Au quotidien, la préparation peut se résumer à une check-list: passeport, visa si nécessaire, et preuve d’assurance conforme aux exigences locales. Le cumul des assurances pose une question pratique: en cas de problème, qui appeler en premier? Une assurance obligatoire locale peut avoir ses propres numéros et procédures, tandis qu’une assurance privée peut exiger une déclaration rapide et un accord préalable. Résultat: mieux vaut enregistrer les contacts dans le téléphone et conserver les références sur papier, car une panne de réseau ou une batterie vide arrive vite en déplacement.

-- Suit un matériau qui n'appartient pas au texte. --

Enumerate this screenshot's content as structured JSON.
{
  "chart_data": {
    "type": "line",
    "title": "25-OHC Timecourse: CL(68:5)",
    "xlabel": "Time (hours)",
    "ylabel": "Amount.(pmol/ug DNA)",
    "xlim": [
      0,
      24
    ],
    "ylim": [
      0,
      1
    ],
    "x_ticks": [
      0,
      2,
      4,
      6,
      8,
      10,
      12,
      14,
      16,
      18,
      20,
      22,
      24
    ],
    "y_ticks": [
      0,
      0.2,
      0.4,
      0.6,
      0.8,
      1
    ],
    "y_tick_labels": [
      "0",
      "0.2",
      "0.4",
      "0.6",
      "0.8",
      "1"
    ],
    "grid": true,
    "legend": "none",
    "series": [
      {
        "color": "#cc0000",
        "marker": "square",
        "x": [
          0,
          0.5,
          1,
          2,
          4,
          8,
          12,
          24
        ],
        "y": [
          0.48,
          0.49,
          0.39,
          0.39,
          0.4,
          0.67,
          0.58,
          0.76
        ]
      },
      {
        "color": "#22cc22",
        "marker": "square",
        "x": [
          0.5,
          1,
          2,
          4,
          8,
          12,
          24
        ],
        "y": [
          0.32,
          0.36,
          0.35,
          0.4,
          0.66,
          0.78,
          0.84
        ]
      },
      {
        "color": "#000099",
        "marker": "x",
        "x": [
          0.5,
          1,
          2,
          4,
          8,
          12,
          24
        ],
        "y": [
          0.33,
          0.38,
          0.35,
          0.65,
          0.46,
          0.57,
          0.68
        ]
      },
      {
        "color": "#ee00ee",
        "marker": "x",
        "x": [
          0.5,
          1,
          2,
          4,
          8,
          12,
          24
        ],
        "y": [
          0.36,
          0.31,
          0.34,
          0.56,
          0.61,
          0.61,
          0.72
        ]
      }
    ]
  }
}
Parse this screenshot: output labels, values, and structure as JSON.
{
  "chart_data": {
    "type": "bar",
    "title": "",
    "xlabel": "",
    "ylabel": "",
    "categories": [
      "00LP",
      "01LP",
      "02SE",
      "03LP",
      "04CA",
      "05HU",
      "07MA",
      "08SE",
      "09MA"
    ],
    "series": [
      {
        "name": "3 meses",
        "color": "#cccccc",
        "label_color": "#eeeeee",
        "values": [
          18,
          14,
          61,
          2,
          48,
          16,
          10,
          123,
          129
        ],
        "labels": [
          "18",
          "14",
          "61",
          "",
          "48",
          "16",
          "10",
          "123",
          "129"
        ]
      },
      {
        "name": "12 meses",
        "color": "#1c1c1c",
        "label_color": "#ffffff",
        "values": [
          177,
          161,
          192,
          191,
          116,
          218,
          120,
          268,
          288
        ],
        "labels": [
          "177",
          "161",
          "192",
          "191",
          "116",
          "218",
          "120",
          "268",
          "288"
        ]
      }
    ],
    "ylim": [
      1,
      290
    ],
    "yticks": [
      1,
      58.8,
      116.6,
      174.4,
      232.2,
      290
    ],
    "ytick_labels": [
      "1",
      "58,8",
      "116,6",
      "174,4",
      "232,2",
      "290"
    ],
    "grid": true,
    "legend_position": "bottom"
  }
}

Autre point concret: le voyage en groupe. Comme le prix est affiché par personne [2], chaque membre doit disposer de sa preuve nominative. Dans les familles, cela implique de vérifier l’orthographe exacte des noms et prénoms, surtout quand les passeports comportent des caractères ou des doubles prénoms. Dans les voyages organisés, il faut clarifier si l’agence s’occupe de la démarche ou si elle reste à la charge de chaque participant.
Enfin, une assurance, même obligatoire, ne remplace pas la vigilance sur les conditions de séjour. Les voyageurs ont intérêt à relire les exclusions les plus courantes (activités à risque, conduite de deux-roues, consommation d’alcool avant une activité, maladies préexistantes) et à vérifier les obligations de déclaration. Résultat: le bon réflexe n’est pas seulement d’acheter, mais de savoir comment activer la couverture le jour où un incident survient.
Recap
- L’assurance voyage est obligatoire à Zanzibar pour les visiteurs, hors résidents.
- Le prix annoncé est 44 US$ par personne.
- La validité est indiquée à 90 jours selon le ministère français, et 92 jours dans d’autres communications.
- La vente est attribuée à ZIC, l’assureur de Zanzibar.
Synthèse des points à surveiller
- Vérifier si le séjour inclut Zanzibar, même pour une extension courte.
- Conserver une preuve nominative, en version numérique et papier.
- Comparer les garanties avec une assurance privée pour éviter les angles morts (rapatriement, exclusions).
- Suivre l’actualité sur une possible extension au continent.
Assurance Zanzibar: l’essentiel à retenir
- À Zanzibar, une assurance voyage est obligatoire pour les visiteurs, hors résidents.
- Le prix affiché est de 44 US$ par personne.
- La validité est donnée pour 90 jours selon France Diplomatie.
- D’autres communications évoquent une validité de 92 jours consécutifs.
- L’assurance est vendue par la société d’assurances de Zanzibar (ZIC).
Cet article a été rédigé avec l' assistance de l' intelligence artificielle à partir de sources journalistiques.